Palm oil experts generally are painting a good short-term CPO price outlook in 2018. Godrej International Ltd director Dorab Mistry is the most bullish, predicting CPO futures to hit RM3,100 per tonne this month.

This is based on his assumption that Brent crude oil will trade at US$45-US$65 per barrel, the US Federal Reserve will raise interest rates and the US dollar will strengthen against currencies in Brazil, Argentina and India.

At a recent international palm oil congress held here, planter United Plantations Bhd deputy chairman Datuk Carl Bek-Nielsen has projected CPO at RM2,400 to RM2,800 per tonne while Plantation Industries and Commodities Minister Datuk Seri Mah Siew Keong is positive that CPO will trade at RM2,600-RM2,700 in 2018.

The average CPO price in 2017 saw an increase to about RM2,815 per tonne compared with RM2,653 per tonne in 2016.

Kenanga Research in its latest report has estimated CPO price at RM2,400 per tonne in 2018.

Despite a decent short-term outlook, the research unit expects weaker average CPO price at RM2,400 per tonne in 2018, softer by 11% from RM2,700 per tonne in 2017.

“This is largely due to a sector-wide production uptrend as planters in Malaysia and Indonesia experience a recovery from severe droughts in 2015-2016 due to a super El Nino,” it adds. .

With depleted inventories largely restored in 2017, Kenanga Research also sees more CPO price downside than upside in 2018.

Nevertheless, positive catalysts include the wet weather La Nina earlier in the year, and potential support from better crude oil prices.

“In the short term, we expect demand to pick up particularly from China as Chinese New Year demand comes into play at the end of February,” says Kenanga Research.

Although other regions tend to face softer demand over the winter season as palm oil solidifies in cold weather, it also expects the festival boost to be supportive to palm oil prices, especially in January.

With a weaker supply-side outlook in December 2017 to February 2018 due to the wet weather and a seasonal production downtrend, the overall price trend should be positive over the next few months.

Kenanga Research points out that while a weak La Nina may not have significant impact compared to the typical monsoon season seen in the region, “only a moderate to severe La Nina phenomenon would be seen as a significant price catalyst (for CPO)”.

CPO production increased in 2017, post El Nino, a situation which resulted in a severe drought that affected the fresh fruit bunches (FFB) production.

To recap, during the big El Nino phenomenon in 1997 and 1998, local palm oil production saw a huge growth the following year.
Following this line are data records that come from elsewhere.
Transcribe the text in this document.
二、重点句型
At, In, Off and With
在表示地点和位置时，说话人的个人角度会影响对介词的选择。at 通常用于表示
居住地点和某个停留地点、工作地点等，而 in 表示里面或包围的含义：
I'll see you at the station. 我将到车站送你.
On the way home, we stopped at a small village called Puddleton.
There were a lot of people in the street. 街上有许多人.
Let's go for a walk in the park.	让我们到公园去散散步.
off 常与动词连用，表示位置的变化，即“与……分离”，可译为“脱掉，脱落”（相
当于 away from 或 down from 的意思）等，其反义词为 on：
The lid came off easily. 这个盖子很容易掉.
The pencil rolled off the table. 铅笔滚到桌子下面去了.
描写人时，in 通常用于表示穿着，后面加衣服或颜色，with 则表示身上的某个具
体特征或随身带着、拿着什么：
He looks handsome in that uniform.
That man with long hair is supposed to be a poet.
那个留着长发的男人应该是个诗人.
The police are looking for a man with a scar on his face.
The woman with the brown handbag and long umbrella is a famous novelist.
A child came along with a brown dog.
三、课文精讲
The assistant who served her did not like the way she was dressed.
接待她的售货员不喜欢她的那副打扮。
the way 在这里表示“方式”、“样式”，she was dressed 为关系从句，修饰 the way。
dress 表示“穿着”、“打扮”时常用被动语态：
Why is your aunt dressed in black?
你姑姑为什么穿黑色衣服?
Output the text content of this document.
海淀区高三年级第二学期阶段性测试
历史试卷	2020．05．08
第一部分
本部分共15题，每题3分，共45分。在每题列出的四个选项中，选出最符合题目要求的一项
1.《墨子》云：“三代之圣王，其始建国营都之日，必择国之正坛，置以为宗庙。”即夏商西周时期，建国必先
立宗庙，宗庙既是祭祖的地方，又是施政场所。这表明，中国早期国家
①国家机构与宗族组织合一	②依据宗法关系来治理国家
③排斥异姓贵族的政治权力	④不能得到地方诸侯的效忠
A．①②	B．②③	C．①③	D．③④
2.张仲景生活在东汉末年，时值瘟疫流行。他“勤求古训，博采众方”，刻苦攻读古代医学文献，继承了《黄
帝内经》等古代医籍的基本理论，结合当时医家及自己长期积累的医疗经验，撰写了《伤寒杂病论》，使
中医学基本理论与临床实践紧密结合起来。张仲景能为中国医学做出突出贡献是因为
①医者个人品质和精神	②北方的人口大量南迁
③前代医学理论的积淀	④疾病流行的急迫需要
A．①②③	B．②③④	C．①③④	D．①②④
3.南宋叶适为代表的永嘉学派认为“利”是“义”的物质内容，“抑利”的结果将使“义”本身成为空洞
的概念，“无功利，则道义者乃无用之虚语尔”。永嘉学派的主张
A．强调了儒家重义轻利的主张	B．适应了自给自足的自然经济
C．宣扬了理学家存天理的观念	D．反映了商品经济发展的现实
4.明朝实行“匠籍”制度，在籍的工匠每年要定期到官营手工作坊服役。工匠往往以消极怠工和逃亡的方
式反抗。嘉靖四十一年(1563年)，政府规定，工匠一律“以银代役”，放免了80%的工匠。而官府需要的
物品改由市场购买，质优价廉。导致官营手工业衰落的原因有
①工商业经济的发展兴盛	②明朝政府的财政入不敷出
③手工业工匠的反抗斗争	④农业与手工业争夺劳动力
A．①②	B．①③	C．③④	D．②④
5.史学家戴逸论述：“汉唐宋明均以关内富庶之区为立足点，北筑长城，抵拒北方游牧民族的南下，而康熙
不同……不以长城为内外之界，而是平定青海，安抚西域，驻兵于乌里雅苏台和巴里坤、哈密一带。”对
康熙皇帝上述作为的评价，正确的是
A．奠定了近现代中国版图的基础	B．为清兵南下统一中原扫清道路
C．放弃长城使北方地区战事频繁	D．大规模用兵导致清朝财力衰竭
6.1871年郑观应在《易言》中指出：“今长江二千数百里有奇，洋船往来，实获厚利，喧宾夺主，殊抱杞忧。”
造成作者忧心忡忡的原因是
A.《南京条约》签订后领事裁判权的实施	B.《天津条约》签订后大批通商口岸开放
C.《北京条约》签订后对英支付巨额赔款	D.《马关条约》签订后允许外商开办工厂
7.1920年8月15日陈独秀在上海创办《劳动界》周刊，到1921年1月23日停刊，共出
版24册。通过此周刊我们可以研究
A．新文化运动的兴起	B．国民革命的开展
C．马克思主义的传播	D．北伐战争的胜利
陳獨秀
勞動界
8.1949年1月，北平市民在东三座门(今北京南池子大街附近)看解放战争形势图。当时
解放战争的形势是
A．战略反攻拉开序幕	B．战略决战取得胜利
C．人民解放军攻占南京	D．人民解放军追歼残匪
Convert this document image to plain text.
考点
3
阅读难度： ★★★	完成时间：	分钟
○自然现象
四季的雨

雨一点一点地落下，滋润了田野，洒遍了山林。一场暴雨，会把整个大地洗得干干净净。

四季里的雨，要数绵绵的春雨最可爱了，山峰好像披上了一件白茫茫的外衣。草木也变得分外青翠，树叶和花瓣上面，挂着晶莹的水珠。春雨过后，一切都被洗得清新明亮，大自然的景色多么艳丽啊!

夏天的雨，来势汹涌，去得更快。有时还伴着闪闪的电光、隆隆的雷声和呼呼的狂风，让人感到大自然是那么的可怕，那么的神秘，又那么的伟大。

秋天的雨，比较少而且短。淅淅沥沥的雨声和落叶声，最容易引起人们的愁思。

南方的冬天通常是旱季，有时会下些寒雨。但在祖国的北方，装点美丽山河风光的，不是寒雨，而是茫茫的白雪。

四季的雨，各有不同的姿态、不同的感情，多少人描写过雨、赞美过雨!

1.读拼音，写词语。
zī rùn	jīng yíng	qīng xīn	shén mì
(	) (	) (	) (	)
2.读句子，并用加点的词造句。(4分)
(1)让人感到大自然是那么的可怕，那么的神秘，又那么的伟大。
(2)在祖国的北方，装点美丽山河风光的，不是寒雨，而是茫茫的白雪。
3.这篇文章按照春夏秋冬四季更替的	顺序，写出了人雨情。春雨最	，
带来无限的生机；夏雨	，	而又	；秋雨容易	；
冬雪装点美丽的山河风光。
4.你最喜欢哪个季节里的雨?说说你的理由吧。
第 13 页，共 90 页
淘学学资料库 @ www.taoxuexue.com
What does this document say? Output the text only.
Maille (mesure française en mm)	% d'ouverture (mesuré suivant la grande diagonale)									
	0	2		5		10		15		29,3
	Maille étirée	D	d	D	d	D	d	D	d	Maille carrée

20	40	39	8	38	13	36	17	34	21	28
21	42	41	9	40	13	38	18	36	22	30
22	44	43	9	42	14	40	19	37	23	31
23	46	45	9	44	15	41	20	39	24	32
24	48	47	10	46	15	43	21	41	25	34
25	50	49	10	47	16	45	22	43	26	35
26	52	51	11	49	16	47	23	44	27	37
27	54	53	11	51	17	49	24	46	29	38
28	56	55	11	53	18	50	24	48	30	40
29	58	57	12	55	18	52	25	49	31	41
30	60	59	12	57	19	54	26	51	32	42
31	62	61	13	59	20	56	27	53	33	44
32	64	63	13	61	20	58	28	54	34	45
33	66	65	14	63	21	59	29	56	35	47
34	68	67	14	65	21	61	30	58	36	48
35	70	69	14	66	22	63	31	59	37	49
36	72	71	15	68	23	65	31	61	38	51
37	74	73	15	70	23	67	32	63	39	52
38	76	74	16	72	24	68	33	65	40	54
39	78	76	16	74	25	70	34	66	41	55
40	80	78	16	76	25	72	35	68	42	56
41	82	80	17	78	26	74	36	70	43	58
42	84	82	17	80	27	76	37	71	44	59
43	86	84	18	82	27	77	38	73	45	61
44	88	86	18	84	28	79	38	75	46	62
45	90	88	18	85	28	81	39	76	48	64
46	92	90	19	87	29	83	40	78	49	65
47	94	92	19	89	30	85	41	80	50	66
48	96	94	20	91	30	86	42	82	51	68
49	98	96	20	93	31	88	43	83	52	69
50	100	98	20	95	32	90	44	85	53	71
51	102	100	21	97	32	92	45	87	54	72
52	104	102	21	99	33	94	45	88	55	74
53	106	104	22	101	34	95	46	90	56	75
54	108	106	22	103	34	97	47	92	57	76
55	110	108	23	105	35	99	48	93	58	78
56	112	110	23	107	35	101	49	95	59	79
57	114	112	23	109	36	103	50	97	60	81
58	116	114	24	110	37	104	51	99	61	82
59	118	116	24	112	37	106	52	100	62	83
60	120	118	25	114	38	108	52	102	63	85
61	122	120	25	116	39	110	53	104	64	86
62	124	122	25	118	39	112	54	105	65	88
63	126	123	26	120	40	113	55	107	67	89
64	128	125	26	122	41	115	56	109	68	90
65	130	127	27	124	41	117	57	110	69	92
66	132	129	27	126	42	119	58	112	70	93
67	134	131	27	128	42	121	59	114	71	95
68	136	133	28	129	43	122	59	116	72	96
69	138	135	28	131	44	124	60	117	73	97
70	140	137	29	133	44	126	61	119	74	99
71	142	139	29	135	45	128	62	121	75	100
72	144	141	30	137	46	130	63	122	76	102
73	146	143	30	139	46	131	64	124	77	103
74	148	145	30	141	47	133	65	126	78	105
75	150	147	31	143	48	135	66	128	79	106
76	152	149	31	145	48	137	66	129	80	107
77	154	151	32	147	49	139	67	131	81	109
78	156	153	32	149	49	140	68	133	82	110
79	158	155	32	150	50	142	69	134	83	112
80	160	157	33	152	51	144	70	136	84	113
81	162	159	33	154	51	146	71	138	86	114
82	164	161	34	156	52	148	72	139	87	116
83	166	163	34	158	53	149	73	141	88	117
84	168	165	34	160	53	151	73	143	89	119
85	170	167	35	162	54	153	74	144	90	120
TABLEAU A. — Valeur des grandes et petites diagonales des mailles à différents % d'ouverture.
Currently, local estates are already showing similar signs of growth in output, following the super El Nino seen in 2015-2016.

The Malaysian Palm Oil Board (MPOB) is targeting CPO production to hit 19.5 million tonnes in 2017 compared with 17.5 million tonnes in 2016.

Apart from increasing production, local palm oil stocks is also on the rise.

The latest statistics from MPOB saw end-November 2017 palm oil stocks rising to its highest in almost two years at 2.56 million tonnes.

“Growing stock levels could put pressure on the palm oil futures benchmark prices,” says one analyst.

As at 5pm Friday, the third month benchmark CPO futures contract for March was trading lower at RM2,511-RM2,512 per tonne range.

JF Apex Securities in its Dec 12 report says: “Overall, we believe the slight drop in CPO price is attributed to expectation of higher production.”

Its 2017 full-year CPO average price forecast remains at RM2,800 per tonne as “strong soybean oil price had lifted CPO price over last few months.”

“We are maintaining our neutral view on the sector as we expect recovery of FFB production will be neutralised by the softening in CPO price with inventory piling up.”